Um welchen Personenkreis geht es bei der aktuellen Diskussion?

Um ehemalige Kämpfer für den IS und deren Frauen und Kinder, die - möglicherweise neben einer weiteren - die deutsche Staatsbürgerschaft besitzen. Genaue Zahlen liegen noch nicht vor, es dürfte sich aber insgesamt wohl um eine niedrige dreistellige Zahl handeln. Im Regelfall handelt es sich bei den ehemaligen IS-Kämpfern um Personen, die seinerzeit gezielt aus Deutschland in die Kampfgebiete des IS gereist sind, um sich dort der Terrororganisation anzuschließen. Zum Teil haben diese Personen furchtbare Kriegsverbrechen begangen, sind im Umgang mit Waffen und Sprengstoff geschult und mittlerweile extrem verroht. Wir müssen davon ausgehen, dass von diesen Personen eine erhebliche Gefahr ausgehen kann. Dies gilt Übrigen auch für deren indoktrinierte Ehefrauen und Kindern.

Warum sollte Deutschland diese zurücknehmen?

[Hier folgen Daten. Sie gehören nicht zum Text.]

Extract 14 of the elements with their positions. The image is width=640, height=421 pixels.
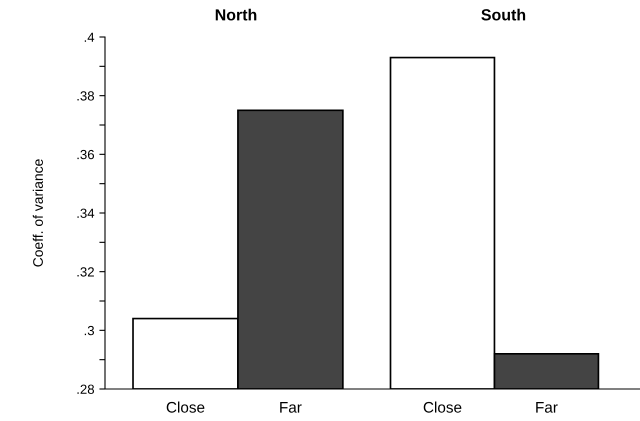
y-tick-label: .38 (77, 91, 94, 101)
y-tick-label: .34 (77, 208, 94, 218)
y-tick-label: .4 (84, 32, 94, 42)
x-tick-label: Close (166, 402, 204, 413)
x-tick-label: Far (536, 402, 558, 413)
y-axis-title: Coeff. of variance (32, 159, 43, 267)
chart-title: South (481, 8, 526, 20)
y-tick-label: .32 (77, 267, 94, 277)
y-tick-label: .3 (84, 326, 94, 336)
y-tick-label: .36 (77, 150, 94, 160)
y-tick-label: .28 (77, 384, 94, 394)
chart-title: North (216, 8, 256, 20)
x-tick-label: Far (280, 402, 302, 413)
x-tick-label: Close (424, 402, 462, 413)
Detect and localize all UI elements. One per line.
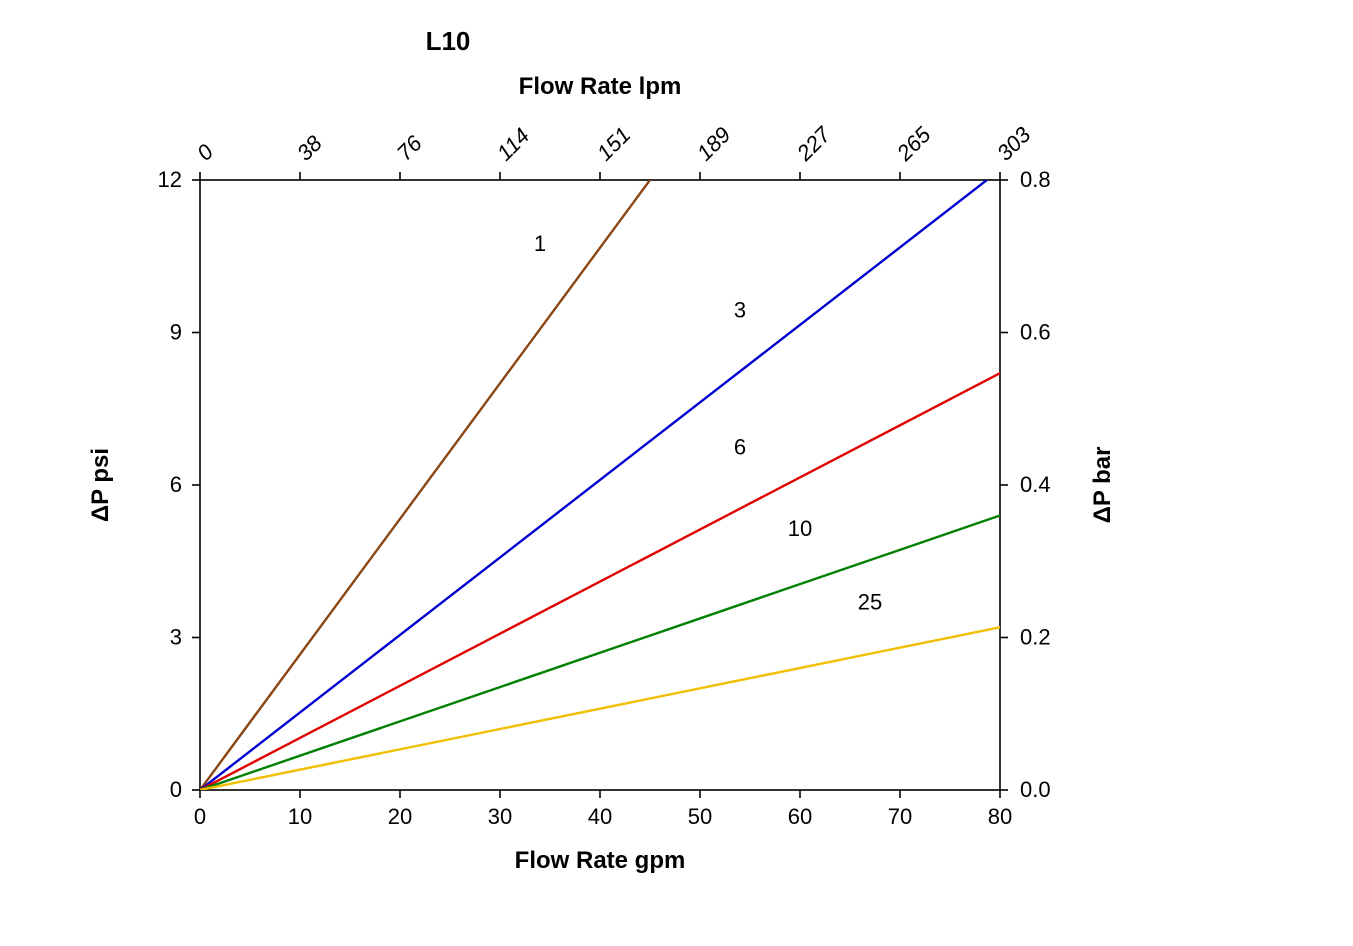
series-label-10: 10 xyxy=(788,516,812,541)
x-bottom-tick-label: 20 xyxy=(388,804,412,829)
x-bottom-tick-label: 50 xyxy=(688,804,712,829)
x-bottom-tick-label: 40 xyxy=(588,804,612,829)
x-bottom-tick-label: 70 xyxy=(888,804,912,829)
y-left-tick-label: 3 xyxy=(170,625,182,650)
chart-container: 0102030405060708003876114151189227265303… xyxy=(0,0,1353,946)
y-right-tick-label: 0.2 xyxy=(1020,625,1051,650)
series-label-1: 1 xyxy=(534,231,546,256)
y-left-tick-label: 12 xyxy=(158,167,182,192)
plot-border xyxy=(200,180,1000,790)
pressure-flow-chart: 0102030405060708003876114151189227265303… xyxy=(0,0,1353,946)
y-right-tick-label: 0.4 xyxy=(1020,472,1051,497)
y-left-tick-label: 9 xyxy=(170,320,182,345)
series-label-3: 3 xyxy=(734,297,746,322)
x-top-tick-label: 0 xyxy=(192,139,219,166)
y-left-tick-label: 0 xyxy=(170,777,182,802)
y-right-tick-label: 0.8 xyxy=(1020,167,1051,192)
series-group xyxy=(200,170,1000,790)
x-top-tick-label: 38 xyxy=(292,130,328,166)
x-top-axis-title: Flow Rate lpm xyxy=(519,73,682,100)
x-top-tick-label: 227 xyxy=(791,121,836,166)
y-right-tick-label: 0.0 xyxy=(1020,777,1051,802)
x-bottom-tick-label: 0 xyxy=(194,804,206,829)
x-bottom-tick-label: 60 xyxy=(788,804,812,829)
chart-title: L10 xyxy=(426,26,471,56)
series-line-1 xyxy=(200,180,650,790)
series-label-6: 6 xyxy=(734,435,746,460)
x-bottom-tick-label: 80 xyxy=(988,804,1012,829)
y-right-axis-title: ΔP bar xyxy=(1089,447,1116,524)
x-top-tick-label: 151 xyxy=(592,122,636,166)
x-bottom-tick-label: 10 xyxy=(288,804,312,829)
x-top-tick-label: 265 xyxy=(891,121,936,166)
y-left-tick-label: 6 xyxy=(170,472,182,497)
x-top-tick-label: 114 xyxy=(492,123,534,165)
y-right-tick-label: 0.6 xyxy=(1020,320,1051,345)
series-line-3 xyxy=(200,170,1000,790)
series-line-6 xyxy=(200,373,1000,790)
x-top-tick-label: 76 xyxy=(392,130,428,166)
x-bottom-tick-label: 30 xyxy=(488,804,512,829)
x-top-tick-label: 189 xyxy=(692,122,736,166)
series-label-25: 25 xyxy=(858,590,882,615)
x-bottom-axis-title: Flow Rate gpm xyxy=(515,847,686,874)
y-left-axis-title: ΔP psi xyxy=(87,448,114,522)
x-top-tick-label: 303 xyxy=(992,121,1036,165)
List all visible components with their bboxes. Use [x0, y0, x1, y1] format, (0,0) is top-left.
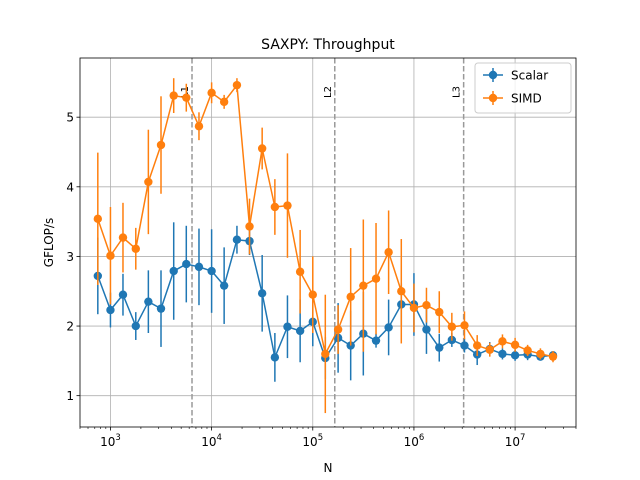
data-point [194, 262, 204, 272]
data-point [207, 266, 216, 276]
data-point [523, 346, 532, 355]
y-axis-label: GFLOP/s [42, 218, 56, 267]
data-point [498, 349, 507, 359]
data-point [245, 222, 254, 231]
cache-line-label: L1 [180, 86, 191, 98]
data-point [409, 303, 419, 313]
data-point [498, 337, 507, 346]
data-point [169, 266, 178, 276]
cache-line-label: L2 [323, 86, 334, 98]
data-point [422, 300, 431, 310]
legend-label: Scalar [511, 69, 548, 83]
data-point [460, 341, 469, 350]
data-point [283, 322, 292, 331]
x-tick-label: 107 [505, 433, 526, 449]
data-point [447, 322, 457, 331]
data-point [257, 144, 267, 153]
series-simd [93, 78, 558, 414]
data-point [435, 343, 444, 352]
data-point [384, 248, 393, 257]
x-tick-label: 104 [201, 433, 222, 449]
x-tick-label: 103 [100, 433, 121, 449]
data-point [219, 97, 229, 107]
data-point [144, 297, 153, 306]
data-point [118, 290, 128, 299]
data-point [118, 233, 128, 242]
data-point [194, 122, 204, 131]
data-series [93, 78, 558, 414]
y-tick-label: 2 [66, 320, 74, 334]
cache-boundary-lines: L1 L2 L3 [180, 58, 465, 427]
x-tick-label: 105 [302, 433, 323, 449]
data-point [106, 305, 115, 315]
x-axis-label: N [324, 461, 333, 475]
data-point [131, 244, 140, 253]
data-point [510, 340, 520, 350]
data-point [485, 345, 494, 354]
data-point [397, 287, 406, 296]
data-point [182, 93, 191, 102]
data-point [169, 91, 178, 100]
chart-title: SAXPY: Throughput [261, 37, 395, 53]
data-point [308, 290, 317, 299]
data-point [371, 274, 381, 283]
data-point [232, 80, 242, 90]
data-point [548, 352, 558, 361]
cache-line-label: L3 [452, 86, 463, 98]
legend-marker [488, 93, 498, 103]
data-point [283, 201, 292, 210]
data-point [182, 259, 191, 269]
axis-ticks: 1 2 3 4 5 103 104 105 106 107 [66, 111, 577, 449]
data-point [435, 307, 444, 317]
legend-marker [488, 70, 498, 80]
data-point [422, 325, 431, 334]
data-point [156, 304, 166, 313]
data-point [359, 281, 368, 290]
data-point [257, 289, 267, 298]
legend-label: SIMD [511, 92, 542, 106]
y-tick-label: 1 [66, 389, 74, 403]
data-point [106, 251, 115, 260]
y-tick-label: 5 [66, 111, 74, 125]
data-point [295, 267, 305, 276]
plot-frame [79, 57, 577, 428]
data-point [144, 177, 153, 187]
data-point [232, 235, 242, 244]
y-tick-label: 4 [66, 180, 74, 194]
data-point [384, 323, 393, 332]
data-point [93, 214, 103, 224]
x-tick-label: 106 [404, 433, 425, 449]
data-point [270, 353, 280, 362]
data-point [321, 349, 330, 359]
data-point [371, 336, 381, 345]
data-point [472, 341, 482, 350]
data-point [131, 321, 140, 331]
data-point [536, 349, 545, 359]
data-point [219, 281, 229, 290]
data-point [460, 321, 469, 330]
legend: Scalar SIMD [474, 62, 572, 114]
data-point [295, 326, 305, 336]
data-point [156, 140, 166, 150]
data-point [346, 292, 355, 302]
data-point [510, 351, 520, 360]
data-point [270, 202, 280, 212]
y-tick-label: 3 [66, 250, 74, 264]
data-point [207, 88, 216, 98]
data-point [333, 325, 343, 334]
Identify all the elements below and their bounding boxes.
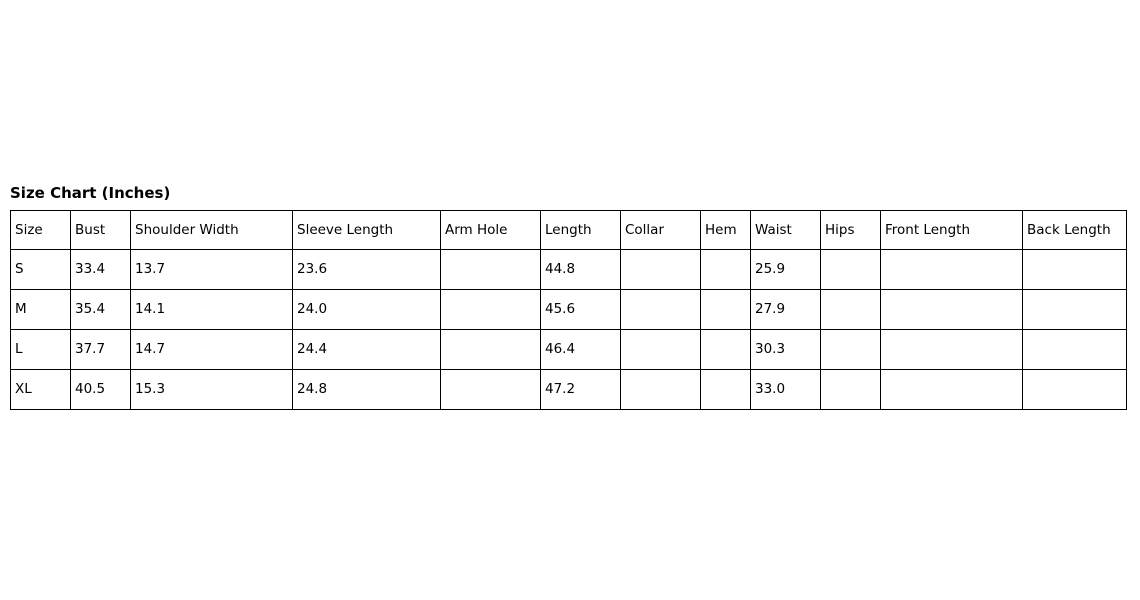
column-header-hips: Hips xyxy=(820,210,881,250)
header-row: Size Bust Shoulder Width Sleeve Length Arm H… xyxy=(10,210,1127,250)
table-cell xyxy=(1022,289,1127,330)
table-cell: L xyxy=(10,329,71,370)
table-cell: 46.4 xyxy=(540,329,621,370)
column-header-waist: Waist xyxy=(750,210,821,250)
table-cell: 15.3 xyxy=(130,369,293,410)
table-cell xyxy=(1022,249,1127,290)
table-cell xyxy=(700,249,751,290)
table-cell xyxy=(440,369,541,410)
table-cell: 33.0 xyxy=(750,369,821,410)
table-cell xyxy=(620,369,701,410)
table-cell xyxy=(820,249,881,290)
table-cell xyxy=(1022,369,1127,410)
table-cell: 40.5 xyxy=(70,369,131,410)
column-header-back-length: Back Length xyxy=(1022,210,1127,250)
table-cell xyxy=(620,249,701,290)
table-cell: 24.0 xyxy=(292,289,441,330)
table-cell xyxy=(440,289,541,330)
table-cell: 35.4 xyxy=(70,289,131,330)
table-cell xyxy=(880,289,1023,330)
table-cell: 14.7 xyxy=(130,329,293,370)
table-cell xyxy=(440,249,541,290)
table-cell: 23.6 xyxy=(292,249,441,290)
table-cell: 33.4 xyxy=(70,249,131,290)
column-header-shoulder-width: Shoulder Width xyxy=(130,210,293,250)
table-cell xyxy=(700,289,751,330)
table-row: S 33.4 13.7 23.6 44.8 25.9 xyxy=(10,249,1127,290)
page-title: Size Chart (Inches) xyxy=(10,184,171,202)
table-cell xyxy=(440,329,541,370)
table-row: M 35.4 14.1 24.0 45.6 27.9 xyxy=(10,289,1127,330)
column-header-front-length: Front Length xyxy=(880,210,1023,250)
table-cell: 25.9 xyxy=(750,249,821,290)
column-header-size: Size xyxy=(10,210,71,250)
column-header-bust: Bust xyxy=(70,210,131,250)
column-header-sleeve-length: Sleeve Length xyxy=(292,210,441,250)
table-cell: XL xyxy=(10,369,71,410)
table-cell xyxy=(820,329,881,370)
table-cell: 45.6 xyxy=(540,289,621,330)
table-cell xyxy=(620,289,701,330)
column-header-length: Length xyxy=(540,210,621,250)
table-cell xyxy=(880,369,1023,410)
size-chart-table: Size Bust Shoulder Width Sleeve Length Arm H… xyxy=(10,210,1127,410)
table-cell: 24.8 xyxy=(292,369,441,410)
table-cell xyxy=(700,369,751,410)
column-header-collar: Collar xyxy=(620,210,701,250)
column-header-arm-hole: Arm Hole xyxy=(440,210,541,250)
table-row: L 37.7 14.7 24.4 46.4 30.3 xyxy=(10,329,1127,370)
table-cell: M xyxy=(10,289,71,330)
table-cell xyxy=(1022,329,1127,370)
table-cell: 13.7 xyxy=(130,249,293,290)
table-cell xyxy=(880,249,1023,290)
table-cell xyxy=(820,369,881,410)
column-header-hem: Hem xyxy=(700,210,751,250)
table-cell: S xyxy=(10,249,71,290)
table-cell xyxy=(820,289,881,330)
table-cell: 47.2 xyxy=(540,369,621,410)
table-cell: 44.8 xyxy=(540,249,621,290)
table-cell: 27.9 xyxy=(750,289,821,330)
table-cell: 37.7 xyxy=(70,329,131,370)
table-cell: 30.3 xyxy=(750,329,821,370)
table-row: XL 40.5 15.3 24.8 47.2 33.0 xyxy=(10,369,1127,410)
table-cell xyxy=(700,329,751,370)
table-cell: 24.4 xyxy=(292,329,441,370)
table-cell xyxy=(880,329,1023,370)
table-cell xyxy=(620,329,701,370)
table-cell: 14.1 xyxy=(130,289,293,330)
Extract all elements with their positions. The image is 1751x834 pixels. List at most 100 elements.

Grundsätzlich kann kein Staat es ablehnen, seine eigenen Staatsbürger wieder aufzunehmen. Bevor über eine Rücknahme solcher Person entschieden werden kann, sind zunächst eine ganze Reihe von Fragen zu klären. Unsere Sicherheitsbehörden müssen Gewissheit über die Identität und Staatsangehörigkeit dieser Personen sowie im Falle der IS-Kämpfer über deren Straftaten und, ob hierfür auch entsprechende Beweise vorliegen, haben. Auch ist zu klären, ob nicht eine Strafvollstreckung im Ausland, in dem diese Taten immerhin begangen wurden, möglich ist - so wie ein deutscher Drogendealer üblicherweise auch dort im Ausland bestraft wird, in dem er seine Tat begangen hat. Im Falle von Doppelstaatlern ist zudem zu klären, ob diese Personen nicht in ihr weiteres Heimatland zurückgeführt werden können.

Sollte man diesen Personen nicht die deutsche Staatsbürgerschaft entziehen?

Das fordert die Union bereits seit langem. Allein die ablehnende Haltung des damaligen Bundesjustizministers Maas, der jetzt als Bundesaußenminister in anderer Funktion mit genau diesem Problem konfrontiert ist, hat eine entsprechende Regelung verhindert. Die jetzige Bundesjustizministerin, Frau Barley, wäre daher gut beraten, dem ihr seit November letzten Jahres vorliegenden Gesetzentwurf des Bundesinnenministeriums rasch zuzustimmen. Eines ist doch klar: wer sich willentlich einer mörderischen Terrororganisation wie dem IS anschließt, um dort und auch in unserem Land ein islamistisches Kalifat zu errichten, der hat sich eindeutig und endgültig von unserem Staat losgesagt. So jemand sollte daher die deutsche Staatsbürgerschaft verlieren.